Eurogine fordert Nachweis zum Fall in Fürstenfeld

Beim Fall, der in Fürstenfeld verhandelt wird, forderte Eurogine zudem einen Nachweis, dass die Frau überhaupt eines ihrer Produkte verwendet hat und aus welcher Charge dieses gewesen sein soll. Es sei weder die vermeintlich fehlerhafte Spirale noch eine Chargennummer übermittelt worden. Am ersten Verhandlungstag hieß es, dass die Patientin, ihr Frauenarzt sowie ein Vertreter des geklagten Unternehmens beim zweiten Prozesstag im September befragt werden. Außerdem wird ein Sachverständiger bestellt, dessen Gutachten im September wohl aber noch nicht vorliegen werde. Zudem will das Gericht einen Gynäkologen aus Tirol per Videokonferenz zuschalten.

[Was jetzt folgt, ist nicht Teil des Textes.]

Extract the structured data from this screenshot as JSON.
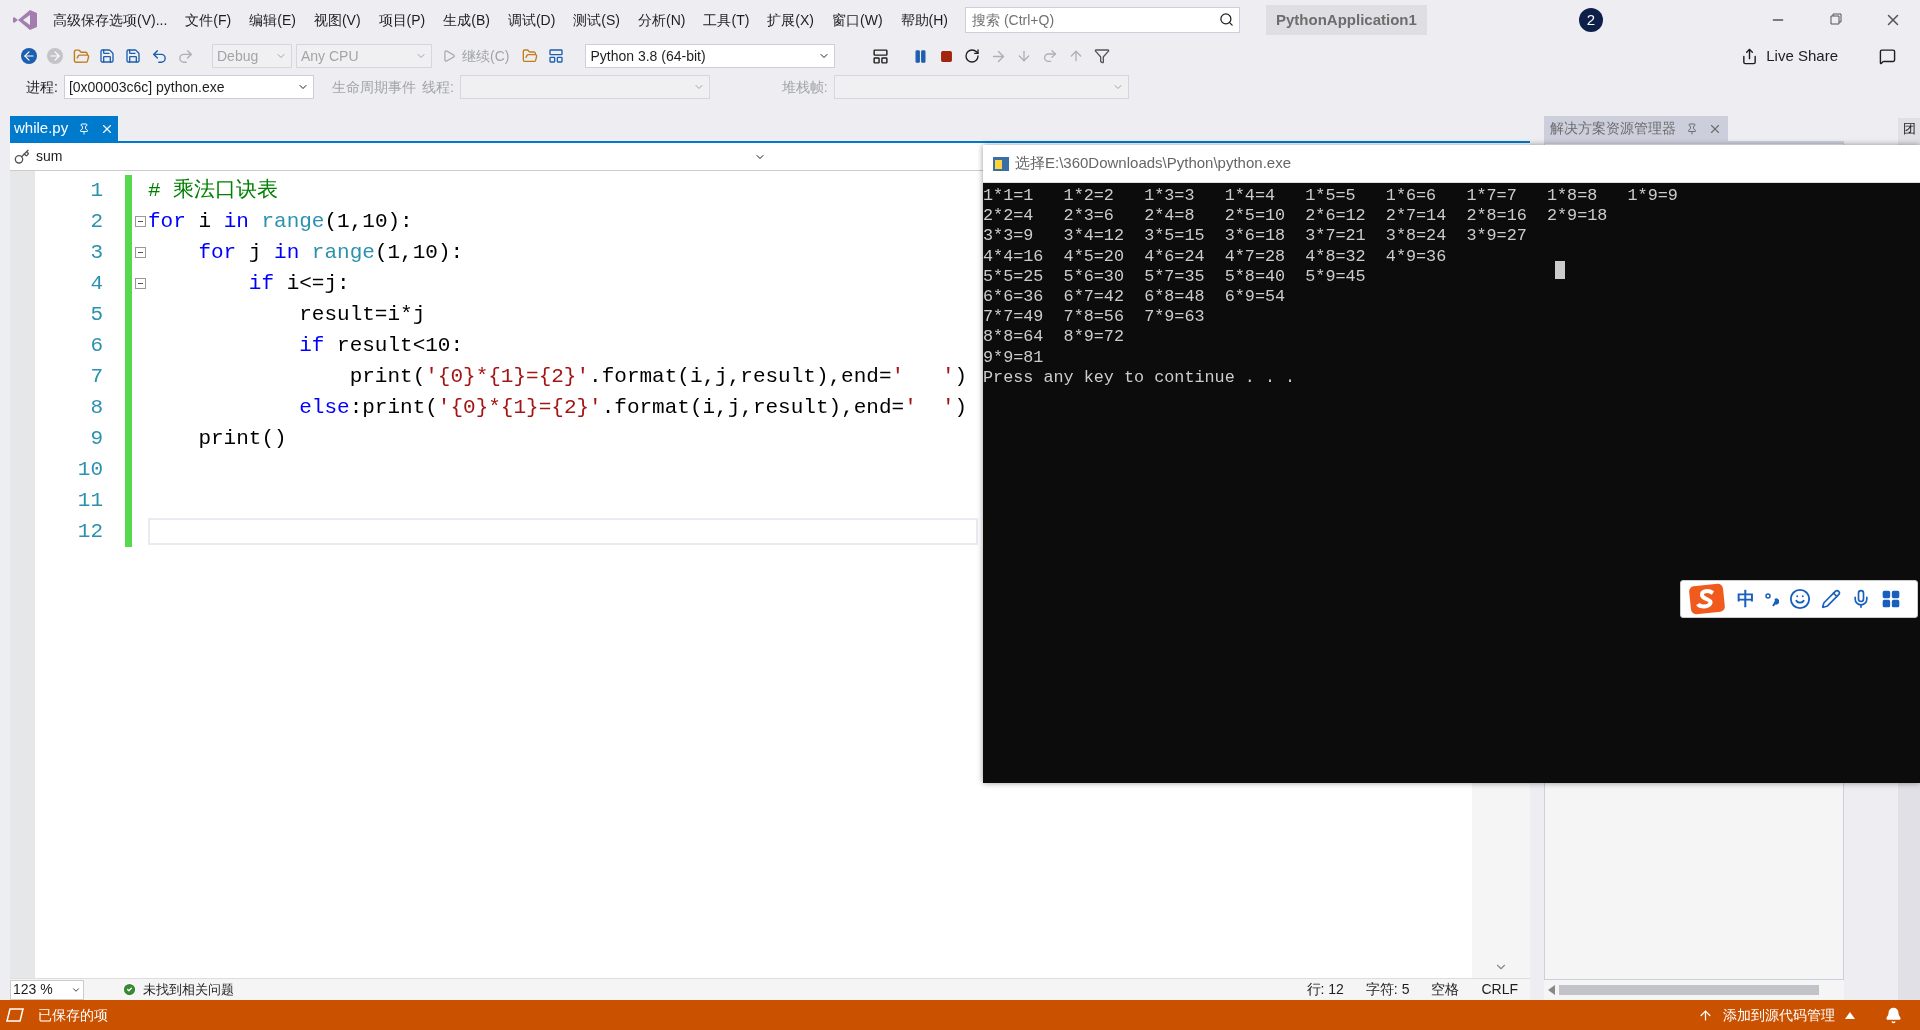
{
  "menu": {
    "items": [
      "高级保存选项(V)...",
      "文件(F)",
      "编辑(E)",
      "视图(V)",
      "项目(P)",
      "生成(B)",
      "调试(D)",
      "测试(S)",
      "分析(N)",
      "工具(T)",
      "扩展(X)",
      "窗口(W)",
      "帮助(H)"
    ],
    "search": {
      "placeholder": "搜索 (Ctrl+Q)"
    },
    "project": "PythonApplication1",
    "notifications": "2"
  },
  "toolbar": {
    "configuration": "Debug",
    "platform": "Any CPU",
    "continue": "继续(C)",
    "environment": "Python 3.8 (64-bit)",
    "live_share": "Live Share"
  },
  "debug_bar": {
    "process_label": "进程:",
    "process": "[0x00003c6c] python.exe",
    "lifecycle": "生命周期事件",
    "thread_label": "线程:",
    "stack_label": "堆栈帧:"
  },
  "tabs": [
    {
      "label": "while.py",
      "selected": true
    }
  ],
  "navigation": {
    "member": "sum"
  },
  "code_lines": [
    {
      "number": "1",
      "foldable": false,
      "current": false,
      "tokens": [
        {
          "kind": "comment",
          "text": "# 乘法口诀表"
        }
      ]
    },
    {
      "number": "2",
      "foldable": true,
      "current": false,
      "tokens": [
        {
          "kind": "keyword",
          "text": "for"
        },
        {
          "kind": "plain",
          "text": " i "
        },
        {
          "kind": "keyword",
          "text": "in"
        },
        {
          "kind": "builtin",
          "text": " range"
        },
        {
          "kind": "plain",
          "text": "(1,10):"
        }
      ]
    },
    {
      "number": "3",
      "foldable": true,
      "current": false,
      "tokens": [
        {
          "kind": "keyword",
          "text": "    for"
        },
        {
          "kind": "plain",
          "text": " j "
        },
        {
          "kind": "keyword",
          "text": "in"
        },
        {
          "kind": "builtin",
          "text": " range"
        },
        {
          "kind": "plain",
          "text": "(1,10):"
        }
      ]
    },
    {
      "number": "4",
      "foldable": true,
      "current": false,
      "tokens": [
        {
          "kind": "keyword",
          "text": "        if"
        },
        {
          "kind": "plain",
          "text": " i<=j:"
        }
      ]
    },
    {
      "number": "5",
      "foldable": false,
      "current": false,
      "tokens": [
        {
          "kind": "plain",
          "text": "            result=i*j"
        }
      ]
    },
    {
      "number": "6",
      "foldable": false,
      "current": false,
      "tokens": [
        {
          "kind": "keyword",
          "text": "            if"
        },
        {
          "kind": "plain",
          "text": " result<10:"
        }
      ]
    },
    {
      "number": "7",
      "foldable": false,
      "current": false,
      "tokens": [
        {
          "kind": "plain",
          "text": "                print("
        },
        {
          "kind": "string",
          "text": "'{0}*{1}={2}'"
        },
        {
          "kind": "plain",
          "text": ".format(i,j,result),end="
        },
        {
          "kind": "string",
          "text": "'   '"
        },
        {
          "kind": "plain",
          "text": ")"
        }
      ]
    },
    {
      "number": "8",
      "foldable": false,
      "current": false,
      "tokens": [
        {
          "kind": "keyword",
          "text": "            else"
        },
        {
          "kind": "plain",
          "text": ":print("
        },
        {
          "kind": "string",
          "text": "'{0}*{1}={2}'"
        },
        {
          "kind": "plain",
          "text": ".format(i,j,result),end="
        },
        {
          "kind": "string",
          "text": "'  '"
        },
        {
          "kind": "plain",
          "text": ")"
        }
      ]
    },
    {
      "number": "9",
      "foldable": false,
      "current": false,
      "tokens": [
        {
          "kind": "plain",
          "text": "    print()"
        }
      ]
    },
    {
      "number": "10",
      "foldable": false,
      "current": false
    },
    {
      "number": "11",
      "foldable": false,
      "current": false
    },
    {
      "number": "12",
      "foldable": false,
      "current": true
    }
  ],
  "console": {
    "title": "选择E:\\360Downloads\\Python\\python.exe",
    "lines": [
      "1*1=1   1*2=2   1*3=3   1*4=4   1*5=5   1*6=6   1*7=7   1*8=8   1*9=9",
      "2*2=4   2*3=6   2*4=8   2*5=10  2*6=12  2*7=14  2*8=16  2*9=18",
      "3*3=9   3*4=12  3*5=15  3*6=18  3*7=21  3*8=24  3*9=27",
      "4*4=16  4*5=20  4*6=24  4*7=28  4*8=32  4*9=36",
      "5*5=25  5*6=30  5*7=35  5*8=40  5*9=45",
      "6*6=36  6*7=42  6*8=48  6*9=54",
      "7*7=49  7*8=56  7*9=63",
      "8*8=64  8*9=72",
      "9*9=81",
      "Press any key to continue . . ."
    ]
  },
  "ime": {
    "mode": "中"
  },
  "solution_explorer": {
    "title": "解决方案资源管理器"
  },
  "side_tab": "团",
  "editor_status": {
    "zoom": "123 %",
    "issues": "未找到相关问题",
    "line": "行: 12",
    "char": "字符: 5",
    "spaces": "空格",
    "eol": "CRLF"
  },
  "status_bar": {
    "message": "已保存的项",
    "source_control": "添加到源代码管理"
  }
}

Amtshaftungsklage gegen Republik

Neben den Klagen gegen den Hersteller muss sich auch die Republik Österreich auf dem Wege einer Amtshaftungsklage verantworten. Die Bundesagentur für Sicherheit im Gesundheitswesen (BASG) habe nämlich fast zwei Jahre gebraucht, bis sie - nach Verständigung durch den Hersteller im Jahr 2018 - erst im Herbst 2020 erstmals auf ihrer Webseite vor den Materialfehlern gewarnt hätten. Zuvor hielt man laut VSV Rückrufe des Herstellers selbst für ausreichend.

Der Prozess wird am 9. September mit ersten Befragungen fortgesetzt.